15 mai 2013
Chez les Anges. Le nom du restaurant m’amuse. Nous n’en sommes pourtant ni l’un ni l’autre. Borloo m’y attend sans impatience en pianotant sur son téléphone portable. Derrière la façade cossue du restaurant de la rue Latour-Maubourg, on devine l’ombre des canons des Invalides pointés sur nous.

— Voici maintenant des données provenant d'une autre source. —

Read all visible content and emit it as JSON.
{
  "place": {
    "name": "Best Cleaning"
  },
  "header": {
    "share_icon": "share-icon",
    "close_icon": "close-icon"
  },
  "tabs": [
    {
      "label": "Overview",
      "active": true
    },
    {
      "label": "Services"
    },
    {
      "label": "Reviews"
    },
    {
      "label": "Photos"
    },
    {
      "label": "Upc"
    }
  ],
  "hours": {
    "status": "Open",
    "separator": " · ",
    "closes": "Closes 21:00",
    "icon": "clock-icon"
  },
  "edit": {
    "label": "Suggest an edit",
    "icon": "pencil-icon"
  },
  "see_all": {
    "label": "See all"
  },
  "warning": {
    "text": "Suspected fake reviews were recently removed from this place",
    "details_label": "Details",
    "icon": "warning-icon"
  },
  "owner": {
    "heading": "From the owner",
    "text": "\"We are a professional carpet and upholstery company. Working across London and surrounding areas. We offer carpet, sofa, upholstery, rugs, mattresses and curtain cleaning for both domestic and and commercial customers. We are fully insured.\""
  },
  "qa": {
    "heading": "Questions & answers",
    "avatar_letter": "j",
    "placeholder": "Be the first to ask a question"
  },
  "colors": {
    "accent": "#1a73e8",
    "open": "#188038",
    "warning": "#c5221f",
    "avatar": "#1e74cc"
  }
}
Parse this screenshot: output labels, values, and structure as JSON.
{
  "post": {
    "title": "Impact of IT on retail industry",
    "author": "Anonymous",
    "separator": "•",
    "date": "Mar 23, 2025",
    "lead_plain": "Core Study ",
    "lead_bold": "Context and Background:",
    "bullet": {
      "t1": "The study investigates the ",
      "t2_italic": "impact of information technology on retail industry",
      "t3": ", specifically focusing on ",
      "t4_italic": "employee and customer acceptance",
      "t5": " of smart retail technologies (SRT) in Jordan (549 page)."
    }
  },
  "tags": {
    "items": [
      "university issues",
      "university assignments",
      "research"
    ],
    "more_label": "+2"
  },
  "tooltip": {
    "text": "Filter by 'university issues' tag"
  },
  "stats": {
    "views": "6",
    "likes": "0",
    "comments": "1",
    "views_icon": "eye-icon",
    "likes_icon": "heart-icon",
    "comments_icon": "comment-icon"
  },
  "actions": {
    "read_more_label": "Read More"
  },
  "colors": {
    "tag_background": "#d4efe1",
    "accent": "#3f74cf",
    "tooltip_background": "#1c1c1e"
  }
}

Je connais bien Jean-Louis Borloo, sa tignasse ébouriffée et sa gouaille de poulbot ridé, depuis 1989. J’avais suivi sa conquête de Valenciennes pour Le Quotidien de Paris. Il était alors intarissable sur cette ville qu’il avait découverte quelques mois auparavant en s’occupant du club de football, et la décrivait comme un bidonville du Brésil, où même l’eau courante n’arrivait plus. Le jeune avocat enrichi avait vu la misère et ne s’en était pas remis : on se croyait à l’entendre et le voir dans un livre de Dickens, où le bénitier des chaisières bigotes avait été seulement remplacé par le triangle du franc-maçon paillard.
Il m’en a longtemps voulu de l’avoir qualifié de « second couteau de la droite ». Depuis lors, le second couteau était passé Opinel ; Sarkozy avait songé à lui pour Matignon avant de se raviser ; lui-même avait songé à la présidentielle avant de renoncer. Je l’ai toujours trouvé sympathique, mais pusillanime ; ambitieux, mais conformiste. Il n’aime pas ce qu’il voit dans mon regard sans aménité.
Il me vante avec emphase son « plan pour les banlieues » ; je lui rappelle qu’il a coûté 40 milliards d’euros ; un argent gaspillé dans la rénovation du cadre de vie, alors que le problème de la banlieue réside dans la population qui y vit. Il rejette avec véhémence mon diagnostic « discriminant » et m’explique que les 40 milliards n’ont pas été versés entièrement par l’État ; que les collectivités locales ont pris leur part ; que les travaux ont créé de l’emploi dans le bâtiment, etc. Mais voyant que ses arguments technocratiques ne m’ébranlent guère, il me lâche tout à trac : « Tu sais, avec ces 40 milliards, j’ai retardé la guerre civile de dix ans. » Je reste pantois devant un tel aveu, qu’il regrette aussitôt. Il change de sujet et reprend le ton badin qu’il affectionne. Je songe à la phrase du général de Gaulle : « En général, les hommes intelligents ne sont pas courageux. » Jean-Louis Borloo est très intelligent.